François Maillard, Président de Spie Batignolles Immobilier

« Nous aurons plusieurs horizons de temps. Nous connaîtrons, d’abord, une phase d’adaptation, d’agilité. Une certitude : nous ne savons pas comment le marché va évoluer, et ce jusqu’à la fin de l’année. Jusqu’à cette échéance, nous aurons les yeux rivés sur les signaux qui nous permettront de prendre des décisions. Dans la promotion, nous sommes sur des métiers longs. Notre pire ennemi, dans les six mois à venir, sera la manque de confiance. Est-ce que les acquéreurs dans le neuf vont avoir peur du chômage ? Quel sera l’état de confiance des investisseurs, particuliers ou institutionnels ? Il y a, pour résumer, besoin de se projeter, mais pas de se précipiter. »

Pierre Sorel, Président d’Hibana, société de promotion immobilière.

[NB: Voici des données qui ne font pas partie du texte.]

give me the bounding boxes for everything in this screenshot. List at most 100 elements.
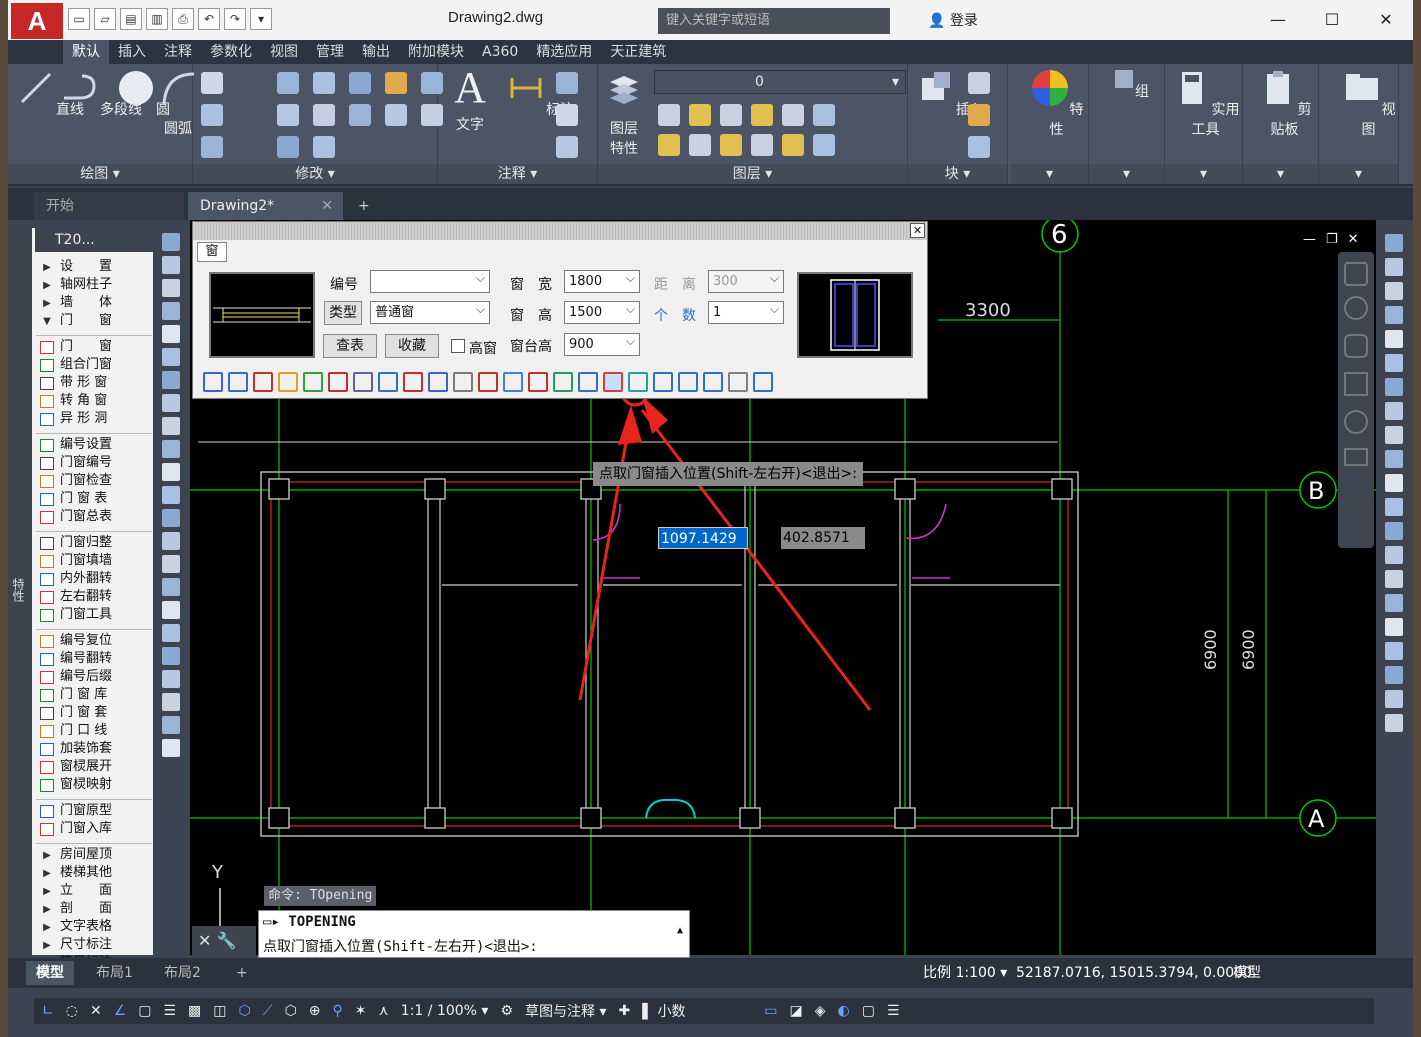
modify-tool-icon[interactable] bbox=[1385, 714, 1403, 732]
polar-tracking-icon[interactable]: ◌ bbox=[66, 1003, 78, 1019]
draw-tool-icon[interactable] bbox=[162, 440, 180, 458]
palette-title[interactable]: T20... bbox=[35, 228, 153, 252]
dynamic-ucs-icon[interactable]: ⟋ bbox=[263, 1003, 273, 1019]
insert-mode-icon[interactable] bbox=[203, 372, 223, 392]
modify-tool-icon[interactable] bbox=[1385, 354, 1403, 372]
mirror-icon[interactable] bbox=[277, 104, 299, 126]
new-icon[interactable]: ▭ bbox=[68, 8, 90, 30]
insert-mode-icon[interactable] bbox=[753, 372, 773, 392]
units-selector[interactable]: ▌ 小数 bbox=[642, 1001, 752, 1021]
palette-item[interactable]: 左右翻转 bbox=[36, 588, 152, 606]
layer-properties-button[interactable]: 图层 特性 bbox=[604, 68, 644, 158]
draw-tool-icon[interactable] bbox=[162, 417, 180, 435]
palette-item[interactable]: 编号复位 bbox=[36, 632, 152, 650]
height-combo[interactable]: 1500 bbox=[564, 299, 640, 324]
palette-item[interactable]: 转 角 窗 bbox=[36, 392, 152, 410]
rectangle-icon[interactable] bbox=[201, 72, 223, 94]
palette-item[interactable]: 门 口 线 bbox=[36, 722, 152, 740]
auto-scale-icon[interactable]: ✶ bbox=[355, 1003, 367, 1019]
layer-tool-icon[interactable] bbox=[782, 134, 804, 156]
palette-item[interactable]: ▶ 剖 面 bbox=[36, 900, 152, 918]
customization-icon[interactable]: ☰ bbox=[887, 1003, 900, 1019]
modify-tool-icon[interactable] bbox=[1385, 618, 1403, 636]
stretch-icon[interactable] bbox=[385, 104, 407, 126]
draw-tool-icon[interactable] bbox=[162, 739, 180, 757]
palette-side-label[interactable]: 特性 bbox=[11, 578, 27, 602]
ribbon-tab[interactable]: 输出 bbox=[353, 40, 399, 64]
draw-tool-icon[interactable] bbox=[162, 486, 180, 504]
draw-tool-icon[interactable] bbox=[162, 578, 180, 596]
undo-icon[interactable]: ↶ bbox=[198, 8, 220, 30]
selection-filter-icon[interactable]: ⬡ bbox=[285, 1003, 297, 1019]
utilities-button[interactable]: 实用工具 bbox=[1169, 68, 1242, 139]
draw-tool-icon[interactable] bbox=[162, 302, 180, 320]
modify-tool-icon[interactable] bbox=[1385, 474, 1403, 492]
draw-tool-icon[interactable] bbox=[162, 463, 180, 481]
palette-item[interactable]: 组合门窗 bbox=[36, 356, 152, 374]
isolate-objects-icon[interactable]: ◈ bbox=[815, 1003, 826, 1019]
modify-tool-icon[interactable] bbox=[1385, 642, 1403, 660]
explode-icon[interactable] bbox=[349, 104, 371, 126]
ribbon-tab[interactable]: 管理 bbox=[307, 40, 353, 64]
palette-item[interactable]: 门 窗 bbox=[36, 338, 152, 356]
workspace-switch[interactable]: 草图与注释 ▾ bbox=[525, 1001, 606, 1021]
layer-tool-icon[interactable] bbox=[782, 104, 804, 126]
palette-item[interactable]: ▶ 房间屋顶 bbox=[36, 846, 152, 864]
lineweight-icon[interactable]: ☰ bbox=[163, 1003, 176, 1019]
palette-item[interactable]: 窗棂映射 bbox=[36, 776, 152, 794]
insert-mode-icon[interactable] bbox=[278, 372, 298, 392]
ribbon-tab[interactable]: 附加模块 bbox=[399, 40, 473, 64]
type-combo[interactable]: 普通窗 bbox=[370, 299, 490, 324]
ribbon-tab[interactable]: 参数化 bbox=[201, 40, 261, 64]
viewcube-icon[interactable] bbox=[1344, 262, 1368, 286]
boundary-icon[interactable] bbox=[201, 136, 223, 158]
palette-item[interactable]: ▶ 墙 体 bbox=[36, 294, 152, 312]
layer-tool-icon[interactable] bbox=[751, 104, 773, 126]
block-panel-footer[interactable]: 块 ▾ bbox=[908, 164, 1007, 184]
modify-panel-footer[interactable]: 修改 ▾ bbox=[193, 164, 437, 184]
save-icon[interactable]: ▤ bbox=[120, 8, 142, 30]
insert-mode-icon[interactable] bbox=[253, 372, 273, 392]
count-combo[interactable]: 1 bbox=[708, 299, 784, 324]
palette-item[interactable]: ▶ 轴网柱子 bbox=[36, 276, 152, 294]
utilities-panel-footer[interactable]: ▾ bbox=[1165, 164, 1242, 184]
lock-ui-icon[interactable]: ◪ bbox=[789, 1003, 802, 1019]
palette-item[interactable]: 异 形 洞 bbox=[36, 410, 152, 428]
ribbon-tab[interactable]: A360 bbox=[473, 40, 527, 64]
palette-item[interactable]: 加装饰套 bbox=[36, 740, 152, 758]
minimize-icon[interactable]: — bbox=[1251, 0, 1305, 40]
group-button[interactable]: 组 bbox=[1113, 68, 1149, 101]
palette-item[interactable]: 门窗填墙 bbox=[36, 552, 152, 570]
insert-mode-icon[interactable] bbox=[678, 372, 698, 392]
annotation-scale-value[interactable]: 1:1 / 100% ▾ bbox=[401, 1003, 489, 1019]
properties-button[interactable]: 特性 bbox=[1025, 68, 1088, 139]
tab-model[interactable]: 模型 bbox=[26, 961, 74, 985]
qat-menu-icon[interactable]: ▾ bbox=[250, 8, 272, 30]
draw-tool-icon[interactable] bbox=[162, 647, 180, 665]
ribbon-tab[interactable]: 精选应用 bbox=[527, 40, 601, 64]
transparency-icon[interactable]: ▩ bbox=[188, 1003, 201, 1019]
create-block-icon[interactable] bbox=[968, 72, 990, 94]
grid-snap-icon[interactable]: ∟ bbox=[42, 1003, 54, 1019]
layer-tool-icon[interactable] bbox=[751, 134, 773, 156]
layer-tool-icon[interactable] bbox=[720, 104, 742, 126]
layer-dropdown[interactable]: 0 ▾ bbox=[654, 70, 906, 94]
layer-tool-icon[interactable] bbox=[689, 134, 711, 156]
table-icon[interactable] bbox=[556, 136, 578, 158]
palette-item[interactable]: 门 窗 表 bbox=[36, 490, 152, 508]
insert-by-grid-icon[interactable] bbox=[603, 372, 623, 392]
dialog-close-button[interactable]: ✕ bbox=[910, 223, 925, 238]
save-as-icon[interactable]: ▥ bbox=[146, 8, 168, 30]
insert-mode-icon[interactable] bbox=[503, 372, 523, 392]
ribbon-tab[interactable]: 默认 bbox=[63, 40, 109, 64]
palette-item[interactable]: ▶ 楼梯其他 bbox=[36, 864, 152, 882]
distance-combo[interactable]: 300 bbox=[708, 268, 784, 293]
gizmo-icon[interactable]: ⊕ bbox=[309, 1003, 321, 1019]
trim-icon[interactable] bbox=[349, 72, 371, 94]
layer-tool-icon[interactable] bbox=[658, 104, 680, 126]
dialog-tab-window[interactable]: 窗 bbox=[197, 242, 227, 262]
ribbon-tab[interactable]: 注释 bbox=[155, 40, 201, 64]
palette-item[interactable]: ▼ 门 窗 bbox=[36, 312, 152, 330]
ribbon-tab[interactable]: 视图 bbox=[261, 40, 307, 64]
app-logo[interactable]: A bbox=[11, 3, 63, 39]
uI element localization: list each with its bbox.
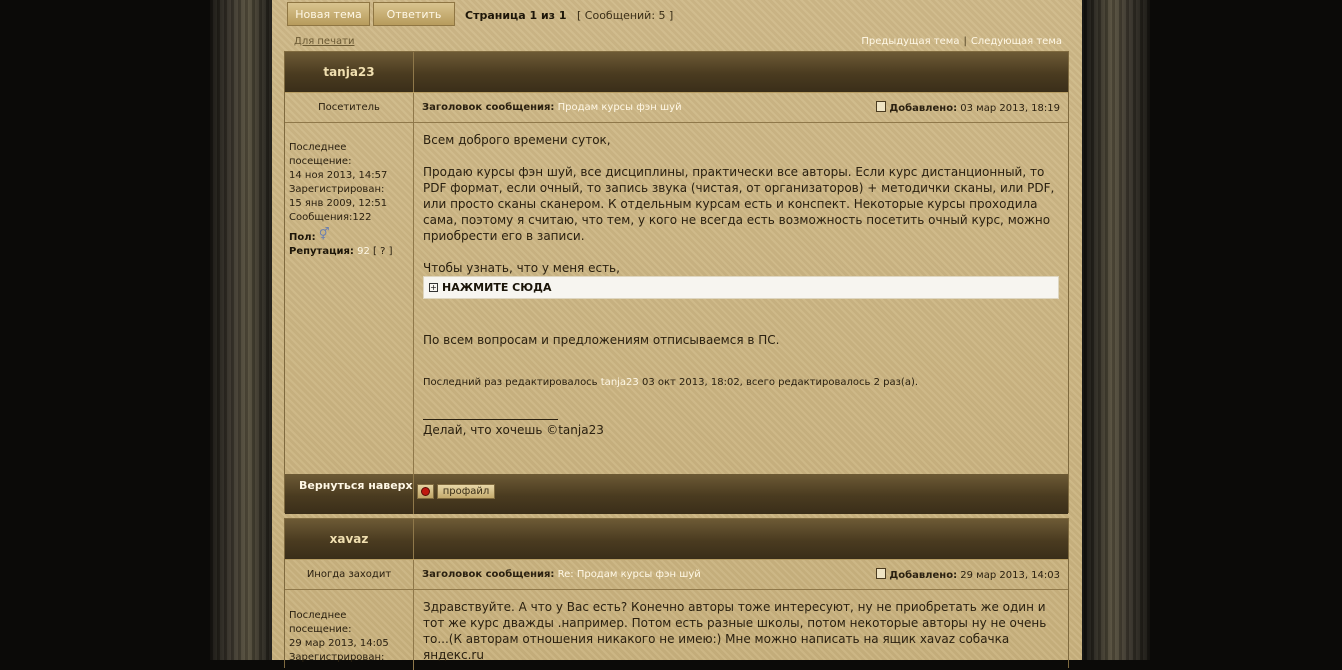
post-author[interactable]: xavaz — [285, 532, 413, 546]
post-link-icon[interactable] — [876, 568, 887, 579]
post-count: [ Сообщений: 5 ] — [577, 9, 674, 22]
reputation-value[interactable]: 92 — [357, 246, 370, 257]
post-header: tanja23 — [285, 52, 1068, 93]
author-info: Последнее посещение: 14 ноя 2013, 14:57 … — [289, 142, 393, 257]
post-link-icon[interactable] — [876, 101, 887, 112]
gender-icon: ⚥ — [318, 227, 330, 241]
new-topic-button[interactable]: Новая тема — [287, 2, 370, 26]
signature: Делай, что хочешь ©tanja23 — [423, 423, 604, 437]
post-table: xavaz Иногда заходит Заголовок сообщения… — [284, 518, 1069, 670]
signature-divider — [423, 419, 558, 420]
topic-navigation: Предыдущая тема | Следующая тема — [861, 36, 1062, 47]
pm-icon — [421, 487, 430, 496]
post-subject: Заголовок сообщения: Re: Продам курсы фэ… — [422, 569, 701, 580]
post-header: xavaz — [285, 519, 1068, 560]
editor-link[interactable]: tanja23 — [601, 377, 639, 388]
post-subject-link[interactable]: Продам курсы фэн шуй — [558, 102, 682, 113]
reputation-help[interactable]: [ ? ] — [373, 246, 392, 257]
next-topic-link[interactable]: Следующая тема — [971, 36, 1062, 47]
post-body: Здравствуйте. А что у Вас есть? Конечно … — [423, 600, 1047, 662]
spoiler-toggle[interactable]: + НАЖМИТЕ СЮДА — [423, 276, 1059, 299]
post-body-closing: По всем вопросам и предложениям отписыва… — [423, 333, 780, 347]
nav-separator: | — [963, 36, 967, 47]
forum-topic-page: Новая тема Ответить Страница 1 из 1 [ Со… — [272, 0, 1082, 670]
author-rank: Посетитель — [318, 102, 380, 113]
expand-icon: + — [429, 283, 438, 292]
author-info: Последнее посещение: 29 мар 2013, 14:05 … — [289, 610, 389, 663]
prev-topic-link[interactable]: Предыдущая тема — [861, 36, 959, 47]
post-date: Добавлено: 03 мар 2013, 18:19 — [876, 101, 1060, 114]
back-to-top-link[interactable]: Вернуться наверх — [285, 479, 413, 493]
post-footer: Вернуться наверх профайл — [285, 474, 1068, 514]
page-info: Страница 1 из 1 — [465, 9, 567, 22]
pm-button[interactable] — [417, 484, 434, 499]
left-border-decoration — [210, 0, 278, 660]
author-rank: Иногда заходит — [306, 569, 392, 580]
profile-button[interactable]: профайл — [437, 484, 495, 499]
print-link[interactable]: Для печати — [294, 36, 354, 47]
reply-button[interactable]: Ответить — [373, 2, 455, 26]
right-border-decoration — [1082, 0, 1150, 660]
post-subject-link[interactable]: Re: Продам курсы фэн шуй — [558, 569, 701, 580]
post-table: tanja23 Посетитель Заголовок сообщения: … — [284, 51, 1069, 514]
edit-notice: Последний раз редактировалось tanja23 03… — [423, 377, 919, 388]
post-subject: Заголовок сообщения: Продам курсы фэн шу… — [422, 102, 682, 113]
post-date: Добавлено: 29 мар 2013, 14:03 — [876, 568, 1060, 581]
post-body: Всем доброго времени суток, Продаю курсы… — [423, 133, 1055, 275]
post-author[interactable]: tanja23 — [285, 65, 413, 79]
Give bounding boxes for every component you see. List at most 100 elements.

« Personne ne peut savoir comment le marché va évoluer dans les prochains mois. En revanche, des signaux sont émis - et qui ne datent pas d’aujourd’hui - dans le rapport à l’usage que nous faisons du logement, du bureau et du commerce. Le Covid-19 est un accélérateur de ces questionnements. Nos fondamentaux sur, par exemple, ce qu’est un logement et un espace de travail et comment on y vit, vont être repensés. D’abord, parce que le 11 mai 2020 les entreprises ne fonctionneront pas comme hier. Le roulement du personnel sera différent, le télétravail se développera, et certainement faudra-t-il réorganiser nos espaces de travail. Or, faire du logement, des bureaux, c’est travailler sur des cycles longs : dans les projets sur lesquels nous travaillerons demain, il faudra intégrer cette nouvelle dynamique. »

Interrogation n° 3

Des mesures gouvernementales pourraient-elles accompagner cette relance à très court terme ?

François Maillard, Président de Spie Batignolles Immobilier

« Sur le très court terme, il y a surtout un besoin de clarté. Il faut que tous les maillons de la chaîne soient prêts pour redémarrer. La remobilisation de tous est impérative. On attend des pouvoirs publics du soutien et de la clarté. »

Marc Villand, Président de la FPI Ile-de-France et PDG de Interconstruction

« Des mesures concrètes doivent être prises. D’abord, il faut une fluidité administrative : nous sommes encore suspendus aux élections municipales. Même si 30 000 maires ont été élus, il en reste 6 000 à élire et souvent dans les grandes villes ou métropoles. Ce qui veut dire des PLU (plan local d’urbanisme) et des permis de construire en attente. Autre frein : la numérisation des collectivités locales en terme de télé-instruction des permis. Plus globalement, un renouvellement complet du monde de l’urbanisme est à envisager : il faudra s’inscrire dans la durée, et faire entrer la nature en ville. »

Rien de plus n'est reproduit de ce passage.